Claudia Roth und ihre Nähe zur PKK

 

 

Eklat in türkischem Lokal - Wie eng sind die Kontakte der Grünen-Chefin zur kurdisch-sozialistischen Terror-Organisation?

 

Es ist schon erstaunlich, was die türkische Zeitung Hurriyet nach Informationen von PI-News in ihrer Neujahrs-Ausgabe berichtet. Streit soll es gegeben haben. Zwischen dem Touristik-Unternehmer Murat Seremetli und Claudia Roth, Bundesvorsitzende von Bündnis 90/Die Grünen.

"Jedesmal, wenn Sie in die Türkei kamen, eilten Sie zu Ihren Freunden nach Ost-Anatolien. Was haben Sie heute hier zu suchen? Gehen Sie doch nach Diyarbakir und feiern Ihr Neujahr dort.”, soll Semetli der Politikerin in einem Restaurant in der westtürkischen Stadt Bodrum an den Kopf geworfen haben.

Roth habe darauf nach einer heftigen Diskussion das Lokal verlassen. Per Taxi sei sie in den Stadtbezirk Gundogan Belgesi gefahren, wo sich die Luxus-Villa der Grünen-Chefin befindet.

Was sich auf den ersten Blick als harmloses Wortgefecht darstellt, hat einen Hintergrund, der alles andere als harmlos zu sein scheint. Denn gegenüber Journalisten sei Semetli noch deutlicher geworden.

“Claudia Roth springt bei jedem Türkei-Besuch zu ihren Freunden nach Ost-Anatolien und unterhält sich dort mit Personen, die die verbotene Terrororganisation PKK unterstützen. Als ich dann solch eine Person vor mir sah, konnte ich mich nicht zurückhalten und habe ihr meine Meinung gesagt. Darauf hin bin ich von ihren Freunden übelst beschimpft worden. Fast hätten sie mich aus dem Lokal geprügelt. Damit die Situation nicht eskaliert, bin ich nach Hause gefahren.

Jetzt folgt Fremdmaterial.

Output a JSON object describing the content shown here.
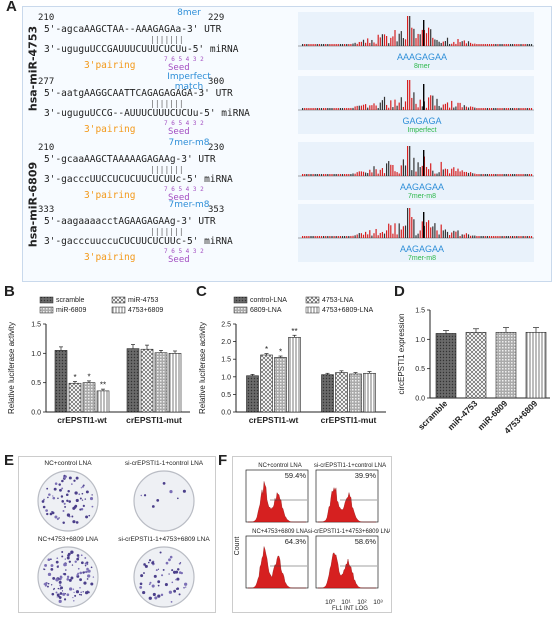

Ich möchte mit solchen Menschen und jene, die solche Menschen unterstützen, nicht in einem Raum verweilen!”

Bei der PKK handelt es sich um die marxistisch ausgerichtete Arbeiterpartei Kurdistans, eine Organisation, die Gewalt in ihrem Programm ausdrücklich befürwortet.

Laut Wikipedia heißt es im Parteiprogramm der Organisation:

"Ein drittes Charakteristikum dieser Revolution ist, dass sie auf dem Weg über die Mobilisierung der breiten Kräfte des Volkes über einen langandauernden Kampf siegen wird . [...] Die Methoden des Kampfes basieren notwendig in weitem Umfang auf Gewalt"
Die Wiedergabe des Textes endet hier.